Sunday, March 25, 2018

Border Patrol Fights Back


The following article appeared in Frontpage Magazine on March 23rd

U.S. officials are refusing to hand over criminal aliens to California.


The U.S. Border Patrol is reportedly fighting back against California’s openly seditious statewide sanctuary laws by refusing to hand over illegal aliens with felony warrants to police in California.



This makes perfect sense, according to the law of unintended consequences. It is an appropriate, tactically innovative way to counter California’s ridiculous laws that seek to nullify federal immigration legislation.

Rodney Scott, the chief patrol agent in the Border Patrol’s San Diego sector, previously said that the Golden State’s sanctuary laws were making normal cooperation between his agency and local law enforcement difficult. 

This is because California now largely forbids cooperation with federal immigration authorities, a violation of the U.S. Constitution’s Supremacy Clause. State law there now imposes draconian restrictions on communication between local police and federal immigration enforcement, including information regarding when criminal aliens are scheduled to be released from local jails.

According to the Daily Caller, Scott recently entered into evidence a declaration in support of the U.S. Department of Justice’s lawsuit aimed at California’s reckless sanctuary state laws. 

In the declaration Scott recounted several instances in which San Diego sector border agents determined that they could not hand over custody of a criminal alien to local law enforcement because local officials could not be trusted to return the alien to federal custody after processing by the courts.
Rodney Scott

According to the news report:

“In each instance, the Border Patrol Agent determined it was not appropriate, consistent with his or her federal responsibilities to ensure the enforcement of immigration law, to release a criminal alien to the state and local law enforcement,” Scott said in a court declaration. “This was because, although the alien was subject to removal, if released to California law enforcement, the alien would ultimately be released into the public.”

So now Border Patrol agents, unlike California officials, are putting the public interest first. This effort aimed at the lawlessness of sanctuary jurisdictions is something that patriotic Americans should applaud.

For years jailers in California and other liberal states have been refusing to honor detainer requests from U.S. Immigration and Customs and Enforcement (ICE), often with disastrous results.

Felon and serial deportee Jose Inez Garcia Zarate killed Kate Steinle, 32, on July 1, 2015, after then-San Francisco sheriff Ross Mirkarimi (D), a wife-beating, driver license-suspended, gun permit-revoked, illegal alien-loving radical leftist ignored a detainer notice and put the Mexican national back on the streets.

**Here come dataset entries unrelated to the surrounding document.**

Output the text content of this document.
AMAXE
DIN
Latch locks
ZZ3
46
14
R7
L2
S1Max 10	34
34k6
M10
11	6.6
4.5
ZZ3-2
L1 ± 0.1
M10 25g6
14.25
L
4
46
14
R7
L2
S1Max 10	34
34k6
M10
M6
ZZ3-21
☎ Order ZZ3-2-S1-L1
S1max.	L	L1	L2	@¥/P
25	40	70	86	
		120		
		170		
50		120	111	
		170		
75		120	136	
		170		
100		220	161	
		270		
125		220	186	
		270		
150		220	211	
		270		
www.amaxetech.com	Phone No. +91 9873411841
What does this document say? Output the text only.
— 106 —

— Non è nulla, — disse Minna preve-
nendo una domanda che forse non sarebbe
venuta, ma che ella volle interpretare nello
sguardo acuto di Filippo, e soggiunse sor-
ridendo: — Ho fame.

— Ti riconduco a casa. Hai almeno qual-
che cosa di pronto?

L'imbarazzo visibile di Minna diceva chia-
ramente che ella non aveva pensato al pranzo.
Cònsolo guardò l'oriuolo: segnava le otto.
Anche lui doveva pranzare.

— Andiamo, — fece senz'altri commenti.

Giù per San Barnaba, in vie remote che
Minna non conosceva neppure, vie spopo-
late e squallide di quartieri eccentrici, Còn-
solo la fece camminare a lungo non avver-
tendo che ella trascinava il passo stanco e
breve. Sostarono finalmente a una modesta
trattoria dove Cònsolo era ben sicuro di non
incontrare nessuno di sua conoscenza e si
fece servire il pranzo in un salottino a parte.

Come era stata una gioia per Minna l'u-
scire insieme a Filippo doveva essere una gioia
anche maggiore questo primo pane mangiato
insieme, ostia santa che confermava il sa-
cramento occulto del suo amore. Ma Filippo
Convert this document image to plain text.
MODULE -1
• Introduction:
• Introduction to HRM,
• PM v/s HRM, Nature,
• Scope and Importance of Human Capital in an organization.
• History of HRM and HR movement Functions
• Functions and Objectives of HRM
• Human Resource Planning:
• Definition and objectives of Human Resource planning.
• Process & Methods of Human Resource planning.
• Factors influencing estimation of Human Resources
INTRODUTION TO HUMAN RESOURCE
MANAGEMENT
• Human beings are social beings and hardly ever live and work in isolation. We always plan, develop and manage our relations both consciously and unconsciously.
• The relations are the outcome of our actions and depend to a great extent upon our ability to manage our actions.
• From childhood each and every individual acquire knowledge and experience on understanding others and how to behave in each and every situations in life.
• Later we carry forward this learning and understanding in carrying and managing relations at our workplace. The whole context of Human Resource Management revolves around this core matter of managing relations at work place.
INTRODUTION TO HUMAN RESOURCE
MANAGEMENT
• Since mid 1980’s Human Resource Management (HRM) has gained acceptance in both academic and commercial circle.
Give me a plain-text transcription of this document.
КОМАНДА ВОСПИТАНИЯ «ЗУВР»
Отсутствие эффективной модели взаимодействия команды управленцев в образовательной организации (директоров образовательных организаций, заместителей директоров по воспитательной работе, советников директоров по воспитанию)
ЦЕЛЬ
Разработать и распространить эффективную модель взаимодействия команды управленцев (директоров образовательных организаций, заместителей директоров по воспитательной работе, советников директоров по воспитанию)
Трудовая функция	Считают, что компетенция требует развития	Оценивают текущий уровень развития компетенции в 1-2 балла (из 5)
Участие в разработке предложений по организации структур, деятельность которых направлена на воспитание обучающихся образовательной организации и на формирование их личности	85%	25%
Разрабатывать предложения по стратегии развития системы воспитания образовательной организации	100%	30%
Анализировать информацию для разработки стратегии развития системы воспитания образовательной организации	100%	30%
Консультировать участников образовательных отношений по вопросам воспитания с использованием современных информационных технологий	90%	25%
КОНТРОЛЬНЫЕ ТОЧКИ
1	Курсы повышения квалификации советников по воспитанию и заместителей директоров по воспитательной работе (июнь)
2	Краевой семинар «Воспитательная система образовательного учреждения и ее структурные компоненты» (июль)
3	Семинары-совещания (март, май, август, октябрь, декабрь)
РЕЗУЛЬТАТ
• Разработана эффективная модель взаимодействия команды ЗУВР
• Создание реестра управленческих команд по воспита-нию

Since Steinle’s untimely death, others have been killed by illegal aliens freed by detention centers that refused to respect ICE detainers, according to a long list compiled by Senate Judiciary Committee Chairman Chuck Grassley (R-Iowa).
Zarate

For example, in July 2016, Marilyn Pharis, 64, was raped, tortured, and murdered in her home in Santa Maria, Calif., allegedly by illegal alien Victor Aureliano Martinez Ramirez, a Mexican national, after a detainer was ignored and he was released from jail.

Two months later Danny Centeno-Miranda, 17, of Loudoun County, Va., was murdered by illegal alien Jose Espinosa De Dios, a citizen of Mexico, after the perpetrator was set free when a detainer was ignored.

Meanwhile, some local governments are revolting against California’s sanctuary laws.

After Los Alamitos in Orange County preliminarily approved a local ordinance defying the state law and filed an amicus curiae brief in the U.S. Department of Justice lawsuit against California, officials in Orange County and other cities say they may also opt out of the sanctuary state law. Officials in Aliso Viejo and Buena Park and up to another dozen localities are also considering opting out.

"This is important for us, for our city, for our community," Warren Kusumoto (R), the mayor pro tempore of Los Alamitos and author of the ordinance said. "We are a little city in Orange County, but we're tired of things coming out of Sacramento that just don't make sense, and now others are telling us they feel the same way."